Belarus called its timeout and pulled Grishenko, who’d been fighting the puck, in favor of backup Dmitri Rodik. Rodik did his best to keep Belarus in it, stoning Grundtvig – the Game One hero with the last-minute winner – and Philip Schultz on close-range chances before the first period ended.
The Belarusians didn’t surrender in the second period. At 6:40, slippery forward Ivan Drozdov drew a penalty when he got to the Danish net on a partial breakaway and was stopped by Kasper Krog.
Belarusian defenceman Dmitri Deryabin drilled Blichfeld into the boards with a dangerous hit and received a five-minute major for boarding and a match penalty at 10:45.
There was a long delay and a hush fell over the spectators as paramedics took the 19-year-old forward off on a stretcher. It was an unfortunate tournament conclusion for the prospect of the San Jose Sharks, who currently have Danish veterans Mikkel Boedker and Jannik Hansen on their roster. Blichfeld gave a thumbs-up as he left.

"We played together at the last World Juniors too," said Rondbjerg. "We knew each other before. He’s a really good player. We had good connections. It’s sad to see him lying down on the ice and carried out.

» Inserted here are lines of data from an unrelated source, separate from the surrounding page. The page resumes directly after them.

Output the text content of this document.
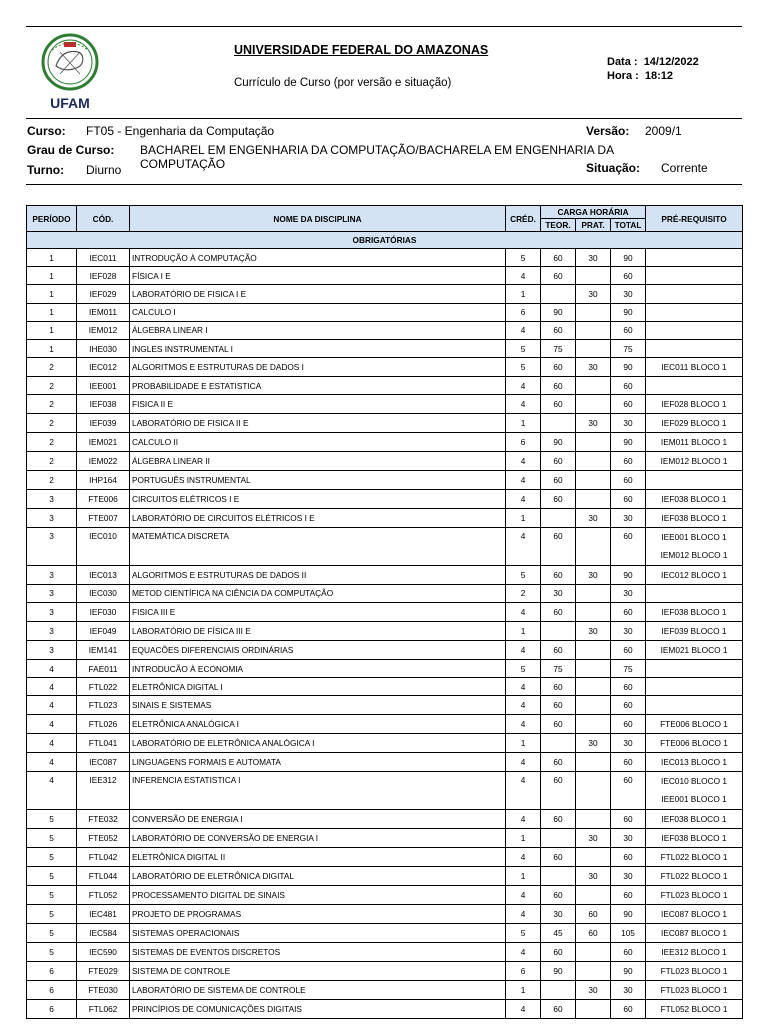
UFAM
UNIVERSIDADE FEDERAL DO AMAZONAS
Currículo de Curso (por versão e situação)
Data : 14/12/2022
Hora : 18:12
Curso: FT05 - Engenharia da Computação	Versão: 2009/1
Grau de Curso: BACHAREL EM ENGENHARIA DA COMPUTAÇÃO/BACHARELA EM ENGENHARIA DA
COMPUTAÇÃO
Turno: Diurno	Situação: Corrente
PERÍODO	CÓD.	NOME DA DISCIPLINA	CRÉD.	CARGA HORÁRIA			PRÉ-REQUISITO
				TEOR.	PRAT.	TOTAL	
OBRIGATÓRIAS							
1	IEC011	INTRODUÇÃO À COMPUTAÇÃO	5	60	30	90	
1	IEF028	FÍSICA I E	4	60		60	
1	IEF029	LABORATÓRIO DE FISICA I E	1		30	30	
1	IEM011	CALCULO I	6	90		90	
1	IEM012	ÁLGEBRA LINEAR I	4	60		60	
1	IHE030	INGLES INSTRUMENTAL I	5	75		75	
2	IEC012	ALGORITMOS E ESTRUTURAS DE DADOS I	5	60	30	90	IEC011 BLOCO 1

2	IEE001	PROBABILIDADE E ESTATISTICA	4	60		60	
2	IEF038	FISICA II E	4	60		60	IEF028 BLOCO 1

2	IEF039	LABORATÓRIO DE FISICA II E	1		30	30	IEF029 BLOCO 1

2	IEM021	CALCULO II	6	90		90	IEM011 BLOCO 1

2	IEM022	ÁLGEBRA LINEAR II	4	60		60	IEM012 BLOCO 1

2	IHP164	PORTUGUÊS INSTRUMENTAL	4	60		60	
3	FTE006	CIRCUITOS ELÉTRICOS I E	4	60		60	IEF038 BLOCO 1

3	FTE007	LABORATÓRIO DE CIRCUITOS ELÉTRICOS I E	1		30	30	IEF038 BLOCO 1

3	IEC010	MATEMÁTICA DISCRETA	4	60		60	IEE001 BLOCO 1
IEM012 BLOCO 1

3	IEC013	ALGORITMOS E ESTRUTURAS DE DADOS II	5	60	30	90	IEC012 BLOCO 1

3	IEC030	METOD CIENTÍFICA NA CIÊNCIA DA COMPUTAÇÃO	2	30		30	
3	IEF030	FISICA III E	4	60		60	IEF038 BLOCO 1

3	IEF049	LABORATÓRIO DE FÍSICA III E	1		30	30	IEF039 BLOCO 1

3	IEM141	EQUACÕES DIFERENCIAIS ORDINÁRIAS	4	60		60	IEM021 BLOCO 1

4	FAE011	INTRODUCÃO À ECONOMIA	5	75		75	
4	FTL022	ELETRÔNICA DIGITAL I	4	60		60	
4	FTL023	SINAIS E SISTEMAS	4	60		60	
4	FTL026	ELETRÔNICA ANALÓGICA I	4	60		60	FTE006 BLOCO 1

4	FTL041	LABORATÓRIO DE ELETRÔNICA ANALÓGICA I	1		30	30	FTE006 BLOCO 1

4	IEC087	LINGUAGENS FORMAIS E AUTOMATA	4	60		60	IEC013 BLOCO 1

4	IEE312	INFERENCIA ESTATISTICA I	4	60		60	IEC010 BLOCO 1
IEE001 BLOCO 1

5	FTE032	CONVERSÃO DE ENERGIA I	4	60		60	IEF038 BLOCO 1

5	FTE052	LABORATÓRIO DE CONVERSÃO DE ENERGIA I	1		30	30	IEF038 BLOCO 1

5	FTL042	ELETRÔNICA DIGITAL II	4	60		60	FTL022 BLOCO 1

5	FTL044	LABORATÓRIO DE ELETRÔNICA DIGITAL	1		30	30	FTL022 BLOCO 1

5	FTL052	PROCESSAMENTO DIGITAL DE SINAIS	4	60		60	FTL023 BLOCO 1

5	IEC481	PROJETO DE PROGRAMAS	4	30	60	90	IEC087 BLOCO 1

5	IEC584	SISTEMAS OPERACIONAIS	5	45	60	105	IEC087 BLOCO 1

5	IEC590	SISTEMAS DE EVENTOS DISCRETOS	4	60		60	IEE312 BLOCO 1

6	FTE029	SISTEMA DE CONTROLE	6	90		90	FTL023 BLOCO 1

6	FTE030	LABORATÓRIO DE SISTEMA DE CONTROLE	1		30	30	FTL023 BLOCO 1

6	FTL062	PRINCÍPIOS DE COMUNICAÇÕES DIGITAIS	4	60		60	FTL052 BLOCO 1
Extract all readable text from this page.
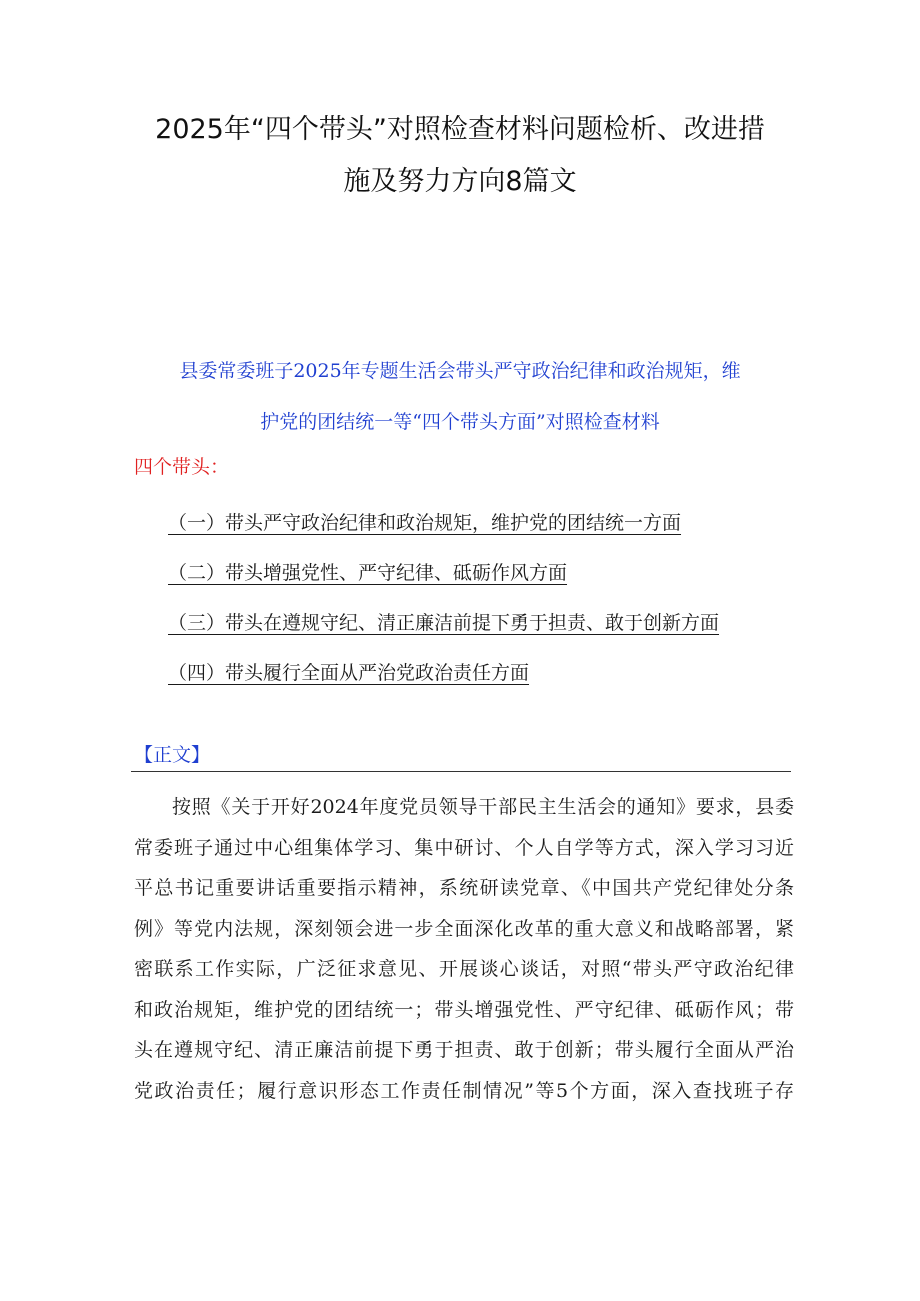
2025年“四个带头”对照检查材料问题检析、改进措
施及努力方向8篇文
县委常委班子2025年专题生活会带头严守政治纪律和政治规矩，维
护党的团结统一等“四个带头方面”对照检查材料
四个带头：
（一）带头严守政治纪律和政治规矩，维护党的团结统一方面
（二）带头增强党性、严守纪律、砥砺作风方面
（三）带头在遵规守纪、清正廉洁前提下勇于担责、敢于创新方面
（四）带头履行全面从严治党政治责任方面
【正文】
按照《关于开好2024年度党员领导干部民主生活会的通知》要求，县委
常委班子通过中心组集体学习、集中研讨、个人自学等方式，深入学习习近
平总书记重要讲话重要指示精神，系统研读党章、《中国共产党纪律处分条
例》等党内法规，深刻领会进一步全面深化改革的重大意义和战略部署，紧
密联系工作实际，广泛征求意见、开展谈心谈话，对照“带头严守政治纪律
和政治规矩，维护党的团结统一；带头增强党性、严守纪律、砥砺作风；带
头在遵规守纪、清正廉洁前提下勇于担责、敢于创新；带头履行全面从严治
党政治责任；履行意识形态工作责任制情况”等5个方面，深入查找班子存
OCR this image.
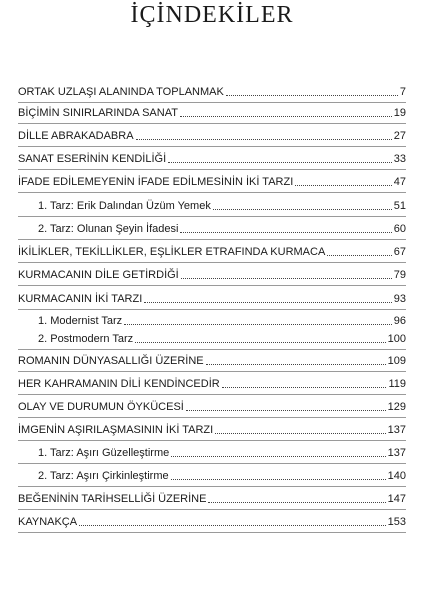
İÇİNDEKİLER
ORTAK UZLAŞI ALANINDA TOPLANMAK	7
BİÇİMİN SINIRLARINDA SANAT	19
DİLLE ABRAKADABRA	27
SANAT ESERİNİN KENDİLİĞİ	33
İFADE EDİLEMEYENİN İFADE EDİLMESİNİN İKİ TARZI	47
1. Tarz: Erik Dalından Üzüm Yemek	51
2. Tarz: Olunan Şeyin İfadesi	60
İKİLİKLER, TEKİLLİKLER, EŞLİKLER ETRAFINDA KURMACA	67
KURMACANIN DİLE GETİRDİĞİ	79
KURMACANIN İKİ TARZI	93
1. Modernist Tarz	96
2. Postmodern Tarz	100
ROMANIN DÜNYASALLIĞI ÜZERİNE	109
HER KAHRAMANIN DİLİ KENDİNCEDİR	119
OLAY VE DURUMUN ÖYKÜCESİ	129
İMGENİN AŞIRILAŞMASININ İKİ TARZI	137
1. Tarz: Aşırı Güzelleştirme	137
2. Tarz: Aşırı Çirkinleştirme	140
BEĞENİNİN TARİHSELLİĞİ ÜZERİNE	147
KAYNAKÇA	153
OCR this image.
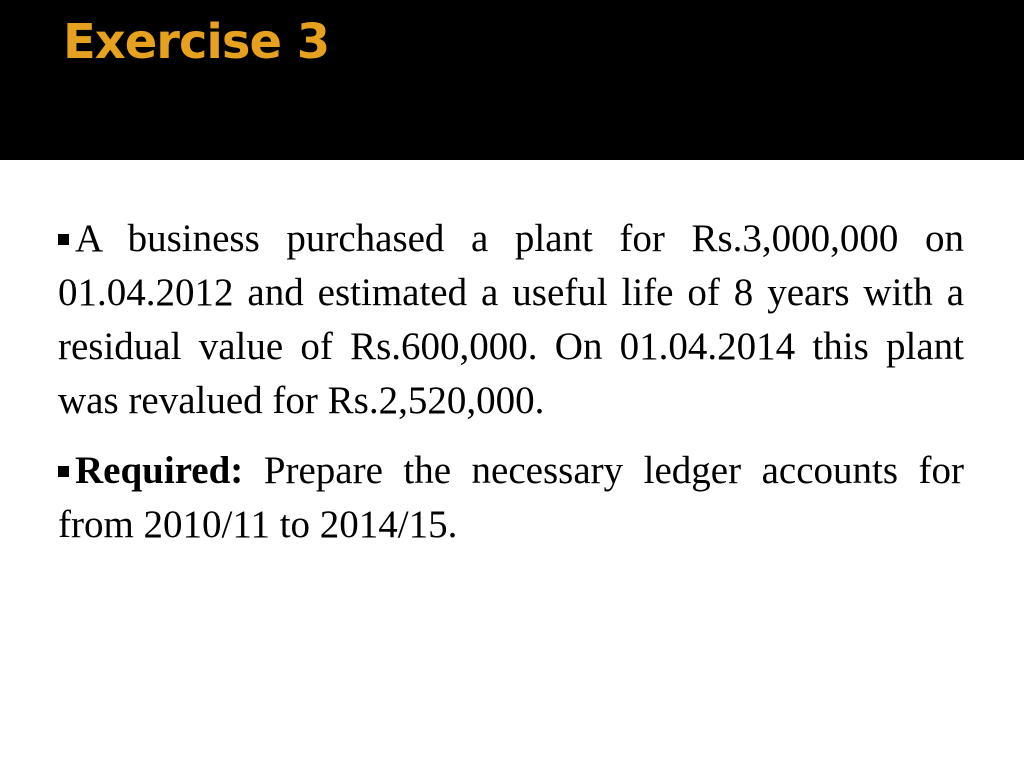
Exercise 3

A business purchased a plant for Rs.3,000,000 on 01.04.2012 and estimated a useful life of 8 years with a residual value of Rs.600,000. On 01.04.2014 this plant was revalued for Rs.2,520,000.

Required: Prepare the necessary ledger accounts for from 2010/11 to 2014/15.
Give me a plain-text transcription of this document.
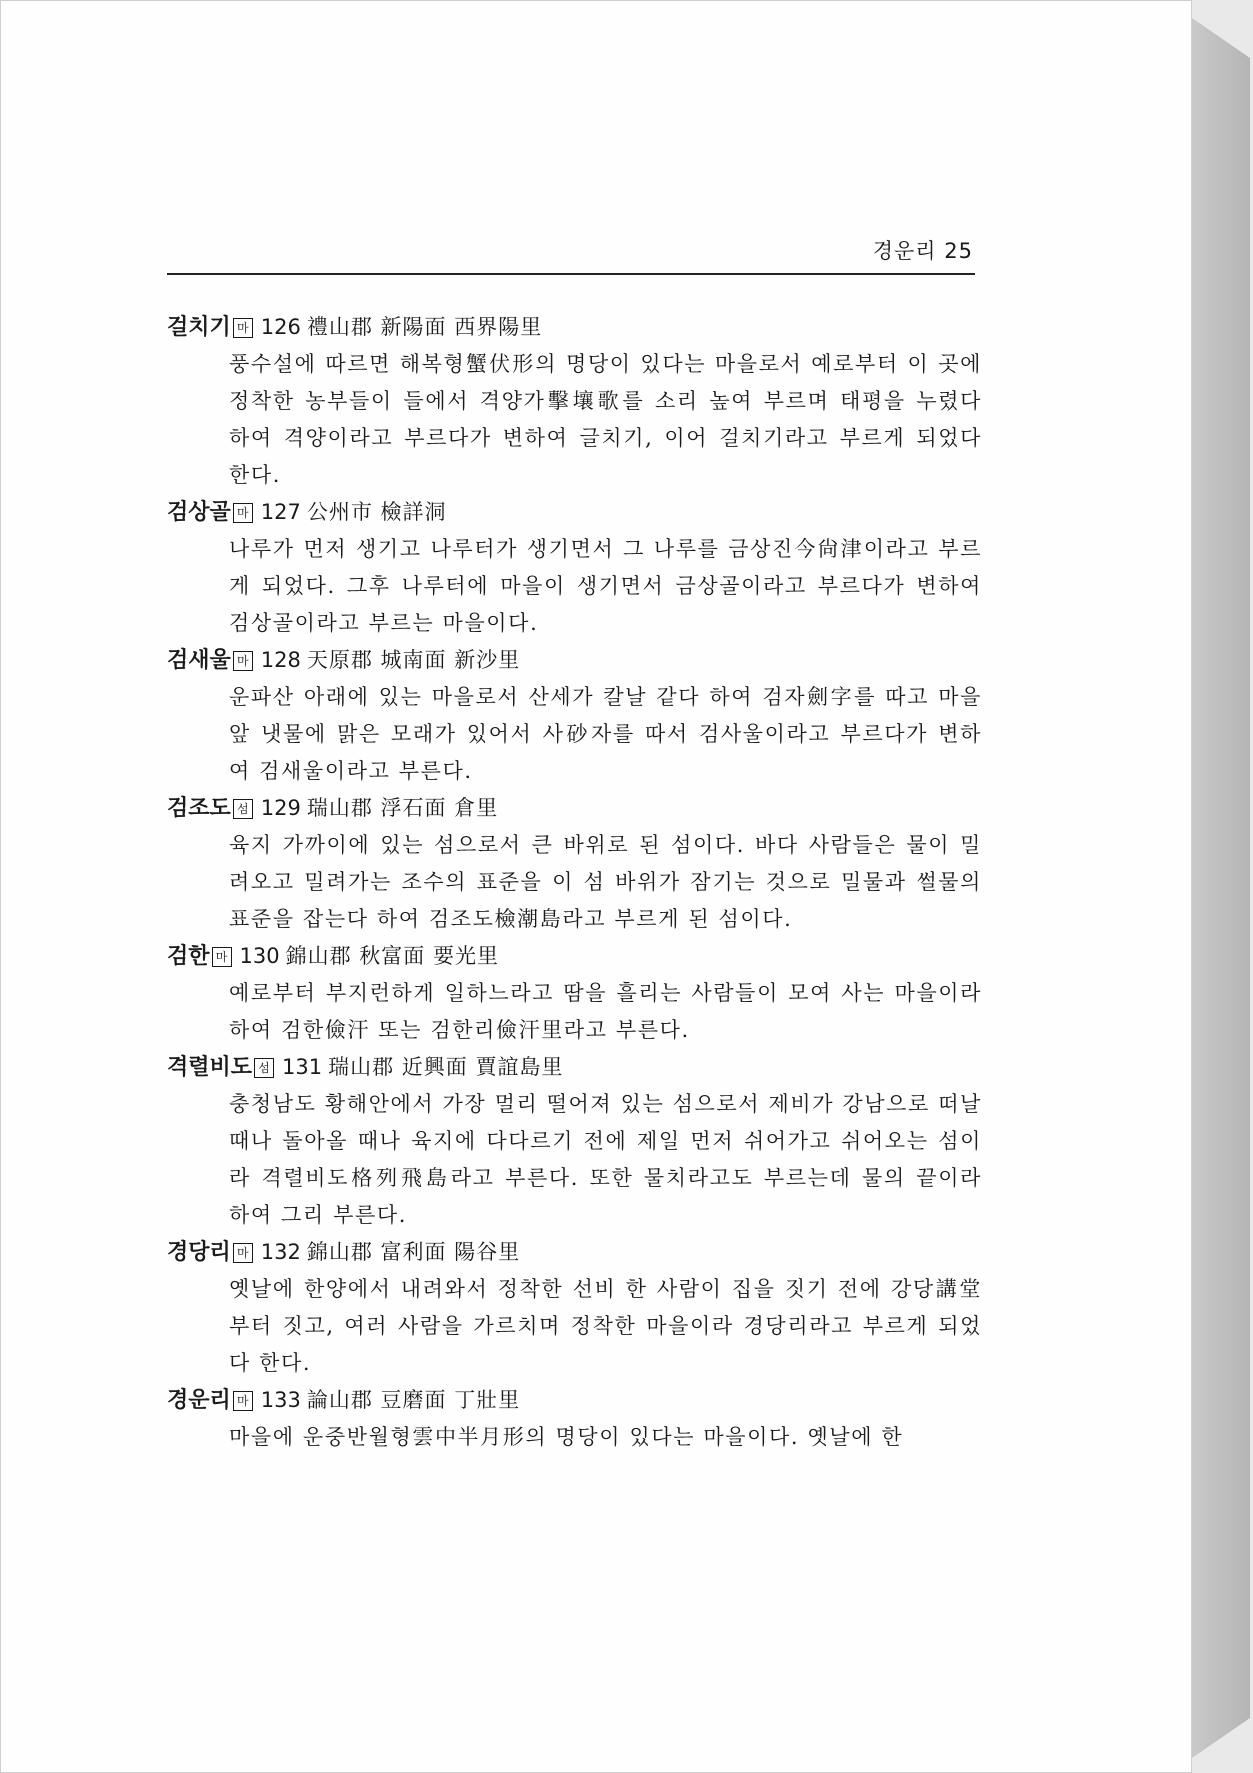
경운리 25
걸치기 마 126 禮山郡 新陽面 西界陽里

풍수설에 따르면 해복형蟹伏形의 명당이 있다는 마을로서 예로부터 이 곳에 정착한 농부들이 들에서 격양가擊壤歌를 소리 높여 부르며 태평을 누렸다 하여 격양이라고 부르다가 변하여 글치기, 이어 걸치기라고 부르게 되었다 한다.

검상골 마 127 公州市 檢詳洞

나루가 먼저 생기고 나루터가 생기면서 그 나루를 금상진今尙津이라고 부르게 되었다. 그후 나루터에 마을이 생기면서 금상골이라고 부르다가 변하여 검상골이라고 부르는 마을이다.

검새울 마 128 天原郡 城南面 新沙里

운파산 아래에 있는 마을로서 산세가 칼날 같다 하여 검자劍字를 따고 마을 앞 냇물에 맑은 모래가 있어서 사砂자를 따서 검사울이라고 부르다가 변하여 검새울이라고 부른다.

검조도 섬 129 瑞山郡 浮石面 倉里

육지 가까이에 있는 섬으로서 큰 바위로 된 섬이다. 바다 사람들은 물이 밀려오고 밀려가는 조수의 표준을 이 섬 바위가 잠기는 것으로 밀물과 썰물의 표준을 잡는다 하여 검조도檢潮島라고 부르게 된 섬이다.

검한 마 130 錦山郡 秋富面 要光里

예로부터 부지런하게 일하느라고 땀을 흘리는 사람들이 모여 사는 마을이라 하여 검한儉汗 또는 검한리儉汗里라고 부른다.

격렬비도 섬 131 瑞山郡 近興面 賈誼島里

충청남도 황해안에서 가장 멀리 떨어져 있는 섬으로서 제비가 강남으로 떠날 때나 돌아올 때나 육지에 다다르기 전에 제일 먼저 쉬어가고 쉬어오는 섬이라 격렬비도格列飛島라고 부른다. 또한 물치라고도 부르는데 물의 끝이라 하여 그리 부른다.

경당리 마 132 錦山郡 富利面 陽谷里

옛날에 한양에서 내려와서 정착한 선비 한 사람이 집을 짓기 전에 강당講堂부터 짓고, 여러 사람을 가르치며 정착한 마을이라 경당리라고 부르게 되었다 한다.

경운리 마 133 論山郡 豆磨面 丁壯里

마을에 운중반월형雲中半月形의 명당이 있다는 마을이다. 옛날에 한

Hopefully it’s not too bad."

Deryabin's punishment nullified a Belarusian power play, but after a 4-on-4 sequence, the Danes couldn't cash in with a 5-on-4 for 1:39.
In the third period, Belarus had a monumental chance to get back in the game with a 5-on-3 for 1:14, as Nielsen went off for boarding and Rasmus Heine for elbowing. They took full advantage with two goals.

Power play quarterback Vladislav Yeryomenko and Sushko played catch before the Belarus captain broke Krog's shutout bid, converting from the side of the net at 8:64.

The tying goal, just 46 seconds later at 5-o-4, was a thing of old Soviet-school beauty, as Sushko fed Viktor Bovbel down low and he centered it to Ilya Litvinov, who made no mistake.

In overtime, Denmark used its timeout when it got a power play, as Yeryomenko was called for tripping up Rondbjerg. However, the Danes failed to capitalize on their chances. Drozdov feinted past the Danish defence for a nice chance with 30 seconds left in overtime, but Krog foiled him.

"When we were in Grand Forks two years ago for the U18, we lost in a shootout," Schmidt-Svejstrup recalled. "We got relegated. That wasn’t a great feeling, letting down the guys who were coming up. But obviously winning is the most fun in the world. It’s great."

After the game, Belarus's three best players of the tournament were honored: Vladislav Yeryomenko, Ivan Drozdov, and Maxim Sushko. For Denmark, it was Jeppe Mogensen, Jonas Rondbjerg, and Joachim Blichfeld.

Asked when Belarus would earn promotion back to the elite division, Sushko unhesitatingly said: "Next year."
Belarus will be replaced by Kazakhstan, which earned promotion by winning the 2018 IIHF Ice Hockey U20 World Championship Division I Group A in France a few weeks ago.
Denmark will make history in May as it hosts the senior IIHF World Championship for the first time (Copenhagen and Herning). Whether any of these U20 players participate in that tournament remains to be seen. After all, there are currently seven Danes in the NHL and five in the KHL, not to mention other top European leagues.

However, coach Olaf Eller’s boys have done what they had to do to keep their country among the world’s elite at this level. "It means everything," Rondbjerg said. "That’s our goal heading into the tournament, to survive. We did that."